Although, researchers are already working for many years on biosensors, these sensors have not yet arrived in everyday life. This can be explained with the fact that sensors based on living microorganisms create a number of problems. This involves on the one hand legal and security issues - since working with genetically modified organisms, their release into the environment must be prevented. On the other hand, these sensors are often not very user-friendly, as living cells have a limited suitability for storage and the application outside the laboratory is complicated. In order to solve these problems and thus make biosensors applicable in everyday life, we are working on two cell free systems for our biosensor.

Our first concept is based on the in vitro transcription and translation including protein biosynthesis outside of a living organism. It is already known that there is the possibility to run this central process in a cell extract. For this purpose the cells are disrupted and an energy-source as well as other supplements is added. This concept of cell-free protein synthesis (CFPS) is beneficial for example when a protein has to be produced which is toxic for the living cell.

Recently, it has been shown that it is possible to make the cell extract storable for a long time by freeze-drying it on paper (Pardee et al., 2014). With this freeze-dried cell extract protein synthesis was even possible after a long-term storage at room temperature only by adding water. In our opinion, this system is very promising for the development of easy-to-handle biosensors. Currently, we are working on the production of a cell extract and we intend to develop a test strip for heavy metals and knock-out drugs.
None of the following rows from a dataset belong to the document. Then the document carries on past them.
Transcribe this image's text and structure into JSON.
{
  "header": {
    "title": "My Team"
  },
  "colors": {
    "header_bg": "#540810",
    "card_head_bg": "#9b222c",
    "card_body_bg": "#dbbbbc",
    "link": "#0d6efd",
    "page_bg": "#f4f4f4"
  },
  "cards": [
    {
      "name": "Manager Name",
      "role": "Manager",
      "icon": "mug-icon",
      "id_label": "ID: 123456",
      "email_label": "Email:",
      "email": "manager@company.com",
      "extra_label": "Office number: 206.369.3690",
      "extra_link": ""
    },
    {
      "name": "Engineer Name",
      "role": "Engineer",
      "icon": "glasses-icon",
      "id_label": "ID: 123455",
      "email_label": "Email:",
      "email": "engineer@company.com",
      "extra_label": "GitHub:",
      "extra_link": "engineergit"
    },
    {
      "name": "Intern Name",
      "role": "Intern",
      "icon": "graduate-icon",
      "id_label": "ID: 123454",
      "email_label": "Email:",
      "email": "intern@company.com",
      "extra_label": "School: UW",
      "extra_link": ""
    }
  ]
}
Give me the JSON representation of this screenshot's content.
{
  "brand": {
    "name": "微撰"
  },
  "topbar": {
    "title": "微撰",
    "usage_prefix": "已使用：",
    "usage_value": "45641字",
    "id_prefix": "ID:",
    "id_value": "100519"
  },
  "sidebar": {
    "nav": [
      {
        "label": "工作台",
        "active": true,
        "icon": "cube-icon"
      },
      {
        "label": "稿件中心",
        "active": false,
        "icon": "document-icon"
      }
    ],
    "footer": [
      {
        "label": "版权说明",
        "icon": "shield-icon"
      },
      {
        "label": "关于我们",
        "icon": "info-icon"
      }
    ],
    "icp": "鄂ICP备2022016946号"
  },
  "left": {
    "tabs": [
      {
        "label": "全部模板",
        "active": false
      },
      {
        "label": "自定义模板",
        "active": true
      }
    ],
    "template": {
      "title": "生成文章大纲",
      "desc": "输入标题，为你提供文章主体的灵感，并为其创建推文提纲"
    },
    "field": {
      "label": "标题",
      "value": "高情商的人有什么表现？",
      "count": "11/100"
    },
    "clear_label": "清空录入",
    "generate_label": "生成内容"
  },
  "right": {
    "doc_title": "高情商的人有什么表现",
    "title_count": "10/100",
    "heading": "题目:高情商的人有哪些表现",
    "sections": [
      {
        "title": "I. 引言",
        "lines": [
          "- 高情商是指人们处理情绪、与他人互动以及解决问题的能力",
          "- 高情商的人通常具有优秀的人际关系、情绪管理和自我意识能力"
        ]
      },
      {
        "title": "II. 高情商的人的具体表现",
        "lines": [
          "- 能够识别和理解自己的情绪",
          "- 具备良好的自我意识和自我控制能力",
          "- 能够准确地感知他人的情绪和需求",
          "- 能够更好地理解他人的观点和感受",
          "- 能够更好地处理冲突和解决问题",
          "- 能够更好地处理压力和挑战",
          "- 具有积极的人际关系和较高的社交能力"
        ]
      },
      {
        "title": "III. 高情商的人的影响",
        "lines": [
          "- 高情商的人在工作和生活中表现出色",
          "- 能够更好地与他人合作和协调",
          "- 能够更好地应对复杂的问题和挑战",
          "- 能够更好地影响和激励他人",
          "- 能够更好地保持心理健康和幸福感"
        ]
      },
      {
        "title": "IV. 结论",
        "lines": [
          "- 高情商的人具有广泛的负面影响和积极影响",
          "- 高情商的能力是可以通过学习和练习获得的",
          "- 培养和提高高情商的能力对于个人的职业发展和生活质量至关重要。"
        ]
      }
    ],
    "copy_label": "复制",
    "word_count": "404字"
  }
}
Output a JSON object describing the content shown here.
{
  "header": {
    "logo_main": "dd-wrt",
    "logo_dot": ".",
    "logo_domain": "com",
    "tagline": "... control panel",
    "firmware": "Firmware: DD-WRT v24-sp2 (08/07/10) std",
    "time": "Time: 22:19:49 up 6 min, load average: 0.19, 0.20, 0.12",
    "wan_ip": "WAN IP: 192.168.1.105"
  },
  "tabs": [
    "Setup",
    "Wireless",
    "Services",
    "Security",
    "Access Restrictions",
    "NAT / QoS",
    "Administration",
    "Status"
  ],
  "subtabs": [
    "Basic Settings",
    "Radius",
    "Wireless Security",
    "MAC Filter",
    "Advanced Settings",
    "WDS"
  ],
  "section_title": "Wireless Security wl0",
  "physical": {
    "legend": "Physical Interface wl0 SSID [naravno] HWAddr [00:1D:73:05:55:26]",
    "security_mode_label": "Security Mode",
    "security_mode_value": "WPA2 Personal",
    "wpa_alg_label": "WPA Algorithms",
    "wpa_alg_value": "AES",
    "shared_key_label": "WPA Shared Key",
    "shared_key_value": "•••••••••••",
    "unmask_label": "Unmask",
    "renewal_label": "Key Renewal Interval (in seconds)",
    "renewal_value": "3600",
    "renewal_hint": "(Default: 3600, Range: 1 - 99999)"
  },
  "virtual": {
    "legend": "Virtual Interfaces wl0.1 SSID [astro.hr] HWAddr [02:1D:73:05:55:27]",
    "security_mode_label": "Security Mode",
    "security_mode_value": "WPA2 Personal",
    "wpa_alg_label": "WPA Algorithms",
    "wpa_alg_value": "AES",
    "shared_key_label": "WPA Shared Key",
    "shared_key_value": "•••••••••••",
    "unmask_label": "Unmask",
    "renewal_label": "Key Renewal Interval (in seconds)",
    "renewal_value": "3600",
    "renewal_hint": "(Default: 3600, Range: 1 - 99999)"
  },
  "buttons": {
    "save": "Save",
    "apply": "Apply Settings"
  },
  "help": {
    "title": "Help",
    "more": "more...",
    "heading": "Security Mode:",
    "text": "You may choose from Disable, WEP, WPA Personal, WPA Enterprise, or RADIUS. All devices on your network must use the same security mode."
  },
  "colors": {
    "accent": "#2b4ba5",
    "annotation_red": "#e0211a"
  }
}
In parallel, we are working on a second concept that works with isolated proteins and DNA. This system is based on the interaction between a repressor protein and DNA. Thereby the repressor is immobilized on a surface and binds a small DNA molecule that carries its recognition sequence. Now, adding a water sample that contains the corresponding inducer causes a loss of the repressor-DNA-interaction and the DNA becomes detached. If this detaching is combined with the loss or generation of a signal, it is possible to detect whether the sample contains a certain substance or not.
The advantages of this system are its simplicity and thus its potential robustness. Furthermore, it works completely cell free and is therefore very interesting regarding biosafety.